Let’s see. It’s always ok to say Merry Christmas to a Christian. It’s ok to say Happy Chanukah to a Jew. It’s ok to say Happy Kwanzaa to an African-American, but not if he’s an evangelical Christian. And wish your Muslim friends a Happy Muharram and Hindus a Happy Diwali. And if you’re not sure of the person’s religious beliefs, Happy Holidays covers all. Or Holiday Cheer.

That’s what retailer The Gap thought when it called its campaign Holiday Cheer. But the American Family Association has called for a boycott of Gap, along with Old Navy and Banana Republic for similar sacrileges. It turns out that in our land of religious freedom, you’ve got to watch your mouth.

And your step. Want to put up Christmas decorations? If you’d like to use the village green, or the nice lawn in front of City Hall you’ll risk a law suit from Church-State separation fanatics. And if you’re the music teacher make sure the December choral concert is multi-denominational. Or non-denominational. The only safe route is to hibernate all December. Oops, that’ll get you in trouble with the American Family Association.

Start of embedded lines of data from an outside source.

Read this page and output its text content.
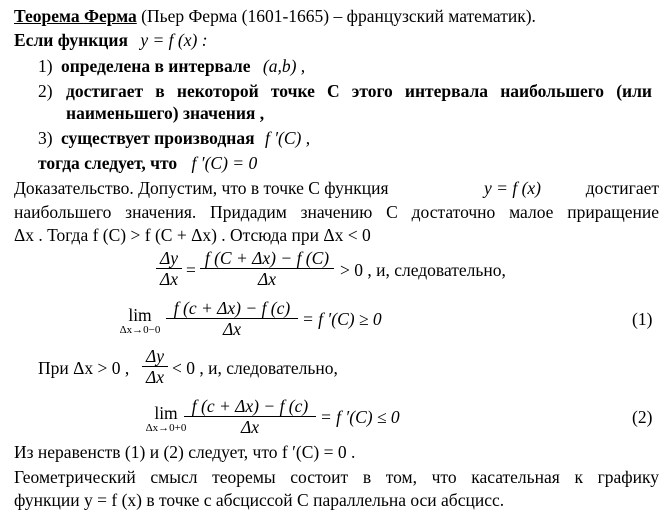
Теорема Ферма (Пьер Ферма (1601-1665) – французский математик).
Если функция y = f (x) :
1) определена в интервале (a,b) ,
2) достигает в некоторой точке C этого интервала наибольшего (или
наименьшего) значения ,
3) существует производная f ′(C) ,
тогда следует, что f ′(C) = 0
Доказательство. Допустим, что в точке С функция	y = f (x)	достигает
наибольшего значения. Придадим значению С достаточно малое приращение
Δx . Тогда f (C) > f (C + Δx) . Отсюда при Δx < 0
$\frac{\Delta y}{\Delta x} = \frac{f (C + \Delta x) - f (C)}{\Delta x} > 0$ , и, следовательно,
lim
$\Delta x\to 0-0 \frac{f (c + \Delta x) - f (c)}{\Delta x} = f$ ′(C) ≥ 0	(1)
При Δx > 0 , $\frac{\Delta y}{\Delta x} < 0$ , и, следовательно,
lim
Δx→0+0
$\frac{f (c + \Delta x) - f (c)}{\Delta x} = f$ ′(C) ≤ 0	(2)
Из неравенств (1) и (2) следует, что f ′(C) = 0 .
Геометрический смысл теоремы состоит в том, что касательная к графику
функции y = f (x) в точке с абсциссой С параллельна оси абсцисс.
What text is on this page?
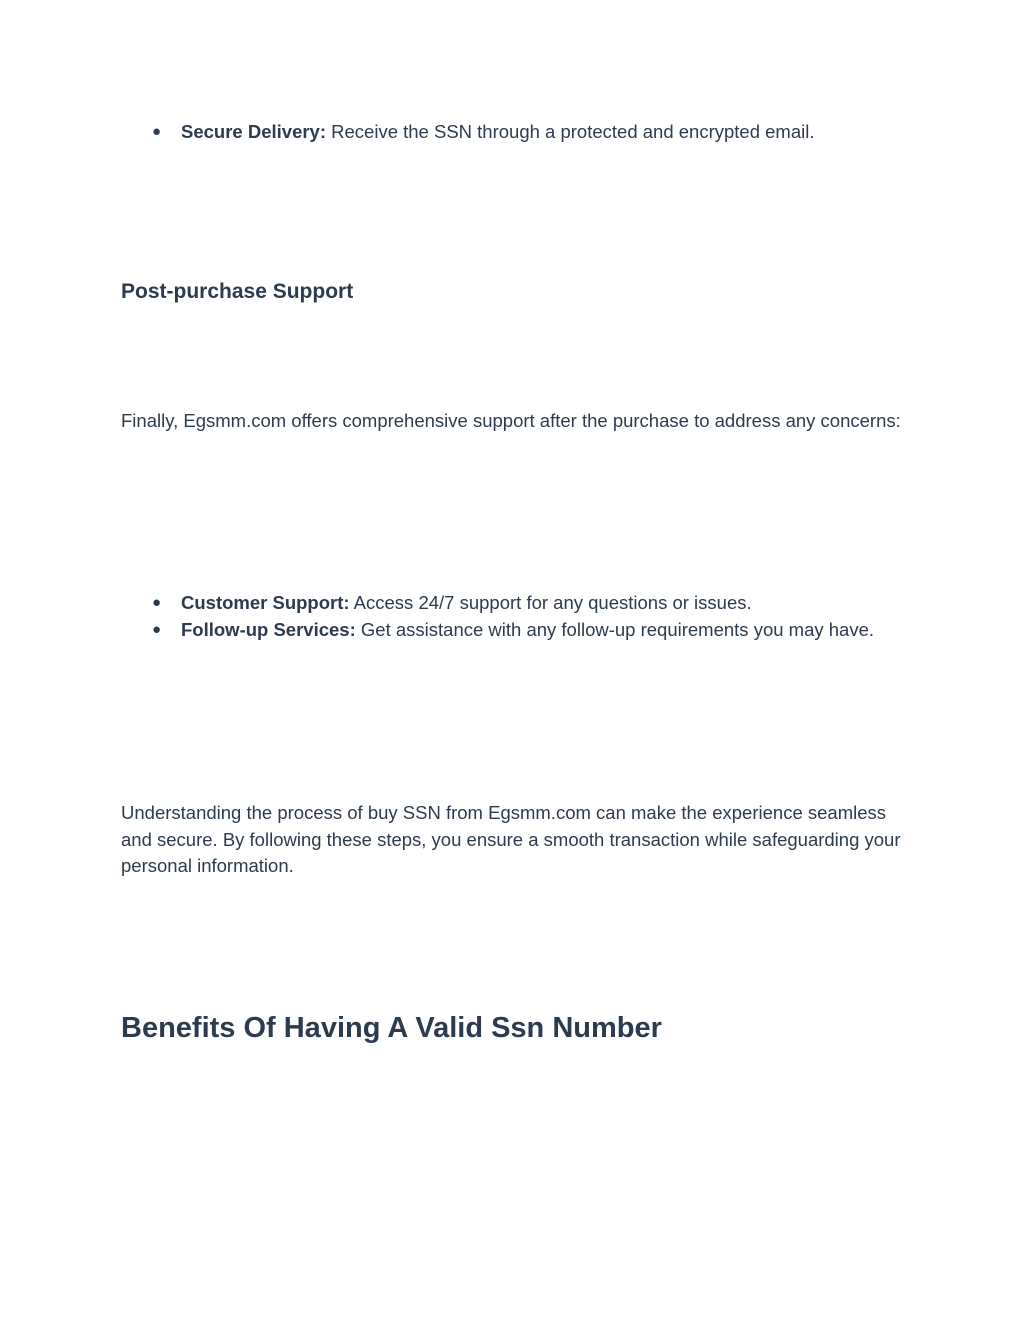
● Secure Delivery: Receive the SSN through a protected and encrypted email.
Post-purchase Support

Finally, Egsmm.com offers comprehensive support after the purchase to address any concerns:

● Customer Support: Access 24/7 support for any questions or issues.
● Follow-up Services: Get assistance with any follow-up requirements you may have.

Understanding the process of buy SSN from Egsmm.com can make the experience seamless and secure. By following these steps, you ensure a smooth transaction while safeguarding your personal information.

Benefits Of Having A Valid Ssn Number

What would an ethicist say about all this seasonal Bad Will Toward Men? All religions and secular ethicists teach us to treat others as we’d want to be treated. They all (now) teach tolerance toward people of other beliefs. Let Christians have their mangers and Christmas trees. Let Jews have their menorahs and eight days of presents. Let Muslims have their quiet reflection on the coming year. And let the lawyers take the month off.

As Rodney King asked, “Can we all get along?”